Although there were several rough moments throughout the interview, perhaps the most notable was when Neil Cavuto correctly pointed out that gas prices surged well before Russia invaded Ukraine.
“Half of that increase started prior to the first Russian soldiers arriving near Ukraine. You can’t blame it all on the Ukraine, right?” Cavuto asked.
“What about the other half?” Buttigieg laughed. “What about the other half? That’s a pretty important half.”
“Your administration has blamed this on the war, and that was certainly a big factor but gas prices had gone up 50 percent already before the war,” Cavuto clapped back.
“A very big factor,” the secretary replied.
“So, to me, that’s half the blame, not all the blame.” Cavuto said.
This is not the kind of defense Americans want to be hearing from their transportation secretary, especially when people are cutting back on necessary driving in order to save money.
GasBuddy analyst Patrick De Haan explained the price fluctuations in a handy chart, which explains that Russia is far from the only cause of high prices.
De Haan does not note how President Joe Biden’s energy policies factor in on the chart, but it’s clear that the administration’s war talking point does not accurately explain what went wrong.
“We could have turned a blind eye to Putin’s murderous ways,” Biden said in a short speech on June 22, according to Politico.
“The price of gas wouldn’t have spiked the way it has.
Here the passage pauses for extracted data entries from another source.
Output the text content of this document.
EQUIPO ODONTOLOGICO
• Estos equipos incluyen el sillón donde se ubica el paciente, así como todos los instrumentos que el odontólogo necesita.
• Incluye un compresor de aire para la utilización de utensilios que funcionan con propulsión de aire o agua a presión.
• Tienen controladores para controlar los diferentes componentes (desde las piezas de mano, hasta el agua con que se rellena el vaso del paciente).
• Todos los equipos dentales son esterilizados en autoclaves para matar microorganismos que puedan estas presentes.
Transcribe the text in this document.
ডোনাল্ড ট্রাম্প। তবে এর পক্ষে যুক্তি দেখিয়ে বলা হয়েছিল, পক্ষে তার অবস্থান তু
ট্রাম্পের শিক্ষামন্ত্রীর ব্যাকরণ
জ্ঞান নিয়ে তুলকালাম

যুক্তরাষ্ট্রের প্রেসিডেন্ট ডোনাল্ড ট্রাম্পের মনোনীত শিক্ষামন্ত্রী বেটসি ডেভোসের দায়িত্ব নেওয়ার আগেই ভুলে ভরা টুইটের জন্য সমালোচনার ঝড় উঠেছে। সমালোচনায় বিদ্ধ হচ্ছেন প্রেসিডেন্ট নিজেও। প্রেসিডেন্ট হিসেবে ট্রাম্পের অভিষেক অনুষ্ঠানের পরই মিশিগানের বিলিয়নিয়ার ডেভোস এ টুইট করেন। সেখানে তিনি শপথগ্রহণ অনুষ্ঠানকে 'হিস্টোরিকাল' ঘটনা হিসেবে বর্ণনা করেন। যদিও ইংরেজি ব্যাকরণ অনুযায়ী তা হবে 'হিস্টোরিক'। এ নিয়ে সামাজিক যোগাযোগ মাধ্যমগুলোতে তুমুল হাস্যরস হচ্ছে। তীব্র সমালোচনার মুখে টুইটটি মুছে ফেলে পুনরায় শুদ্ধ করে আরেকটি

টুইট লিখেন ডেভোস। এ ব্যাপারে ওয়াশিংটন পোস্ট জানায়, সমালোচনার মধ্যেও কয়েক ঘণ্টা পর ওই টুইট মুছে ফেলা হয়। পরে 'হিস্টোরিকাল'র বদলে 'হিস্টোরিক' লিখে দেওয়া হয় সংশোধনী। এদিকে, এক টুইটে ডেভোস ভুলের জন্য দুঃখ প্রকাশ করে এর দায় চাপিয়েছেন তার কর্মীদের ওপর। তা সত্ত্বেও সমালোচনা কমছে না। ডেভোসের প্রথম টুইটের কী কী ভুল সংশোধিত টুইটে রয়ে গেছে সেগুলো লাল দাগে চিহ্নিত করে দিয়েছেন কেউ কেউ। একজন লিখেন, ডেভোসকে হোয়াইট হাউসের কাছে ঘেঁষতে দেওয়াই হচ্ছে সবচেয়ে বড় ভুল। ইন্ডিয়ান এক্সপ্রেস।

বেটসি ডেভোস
I believe that would have been wrong.”
Nobody is saying that the Ukraine invasion did not play a role whatsoever, except it’s a complete cop-out by the administration to blame a situation across the world for the problems here in the homeland.
In fact, blaming a conflict in Europe only further reveals the flaws with progressive energy policy. The United States should be as self-reliant as possible on its own oil and gas, so there should be no global excuse for high prices.
Thankfully, gas prices are ticking down slightly compared to recent weeks, but the national average is still at an unaffordable $4.80, according to AAA.